One of the chief distinguishing marks of Jesus was his care, love, concern and compassion for people. His ministry was all about people. He always made time for the hurting and troubled and disenfranchised. He came to this planet to seek and to save....people.

It is possible for leaders to become so driven by their mission that they miss the people part! In fact, some leaders are users of people to accomplish their own ends and drive their mission forward at the expense of those who work for them. I know of a well known church, for example that sees massive turnover of its large staff regularly because of the lack of compassion and drivenness of the leader that negatively impacts the very people that support the ministry.
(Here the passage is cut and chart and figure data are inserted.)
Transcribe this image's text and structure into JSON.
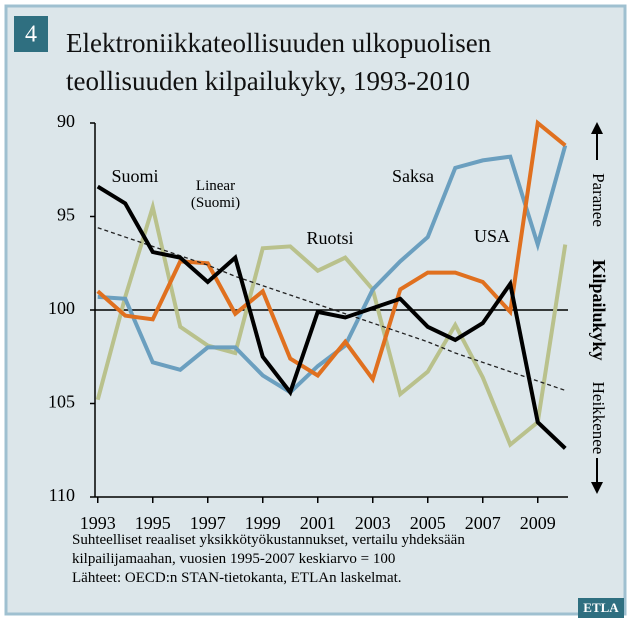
{
  "chart_data": {
    "type": "line",
    "badge": "4",
    "title": [
      "Elektroniikkateollisuuden ulkopuolisen",
      "teollisuuden kilpailukyky, 1993-2010"
    ],
    "x": [
      1993,
      1994,
      1995,
      1996,
      1997,
      1998,
      1999,
      2000,
      2001,
      2002,
      2003,
      2004,
      2005,
      2006,
      2007,
      2008,
      2009,
      2010
    ],
    "xlim": [
      1992.9,
      2010.1
    ],
    "xticks": [
      1993,
      1995,
      1997,
      1999,
      2001,
      2003,
      2005,
      2007,
      2009
    ],
    "ylim": [
      90,
      110
    ],
    "y_inverted": true,
    "yticks": [
      90,
      95,
      100,
      105,
      110
    ],
    "reference_line": 100,
    "grid": false,
    "series": [
      {
        "name": "Ruotsi",
        "color": "#b9c18c",
        "values": [
          104.8,
          99.3,
          94.5,
          100.9,
          101.9,
          102.3,
          96.7,
          96.6,
          97.9,
          97.2,
          98.9,
          104.5,
          103.3,
          100.8,
          103.6,
          107.2,
          106.0,
          96.5
        ]
      },
      {
        "name": "Saksa",
        "color": "#6b9fbf",
        "values": [
          99.3,
          99.4,
          102.8,
          103.2,
          102.0,
          102.0,
          103.5,
          104.4,
          103.0,
          101.9,
          98.9,
          97.4,
          96.1,
          92.4,
          92.0,
          91.8,
          96.5,
          91.2
        ]
      },
      {
        "name": "USA",
        "color": "#e0701f",
        "values": [
          99.0,
          100.3,
          100.5,
          97.4,
          97.5,
          100.2,
          99.0,
          102.6,
          103.5,
          101.7,
          103.7,
          98.9,
          98.0,
          98.0,
          98.5,
          100.1,
          90.0,
          91.2
        ]
      },
      {
        "name": "Linear (Suomi)",
        "color": "#222222",
        "dashed": true,
        "values": [
          95.6,
          96.1,
          96.6,
          97.1,
          97.6,
          98.2,
          98.7,
          99.2,
          99.7,
          100.2,
          100.7,
          101.2,
          101.7,
          102.3,
          102.8,
          103.3,
          103.8,
          104.3
        ]
      },
      {
        "name": "Suomi",
        "color": "#000000",
        "values": [
          93.4,
          94.3,
          96.9,
          97.2,
          98.5,
          97.2,
          102.5,
          104.4,
          100.1,
          100.4,
          99.9,
          99.4,
          100.9,
          101.6,
          100.7,
          98.6,
          106.0,
          107.4
        ]
      }
    ],
    "side_label": {
      "top": "Paranee",
      "middle": "Kilpailukyky",
      "bottom": "Heikkenee"
    },
    "notes": [
      "Suhteelliset reaaliset yksikkötyökustannukset, vertailu yhdeksään",
      "kilpailijamaahan, vuosien 1995-2007 keskiarvo = 100",
      "Lähteet: OECD:n STAN-tietokanta, ETLAn laskelmat."
    ],
    "logo": "ETLA"
  }
}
His driven nature and success at all costs mentality leaves no room for anyone who does not live up to his standards.

The problem is that it is about the standards and vision and direction of the leader alone rather than a team that works together to accomplish the mission. Leaders who abuse in their drivenness have not developed a team mentality. They are the sheriff rather than the coach.

Driven leaders often hurt people because their focus is so much on success (whatever their definition) that they see those working for them as a means to that success rather than fellow colleagues on a journey of ministry together toward a common goal. It is really about their goal not a common goal. Any time we begin to use people toward our ends we have violated them and have moved away from the example of Christ. 

Leaders must always lead and part of that leadership is encouraging their staff to be all that they can be and to maximize the gifting God has given them. Ironically, when leaders put people before mission, the mission is more effectively accomplished because staff are empowered, released and motivated. When the mission comes before the people who must accomplish it, people are often violated in the process.

Healthy leaders put people first. They create healthy teams of empowered individuals who together figure out how to tackle the mission and accomplish the goals of the ministry. It is about us, not me!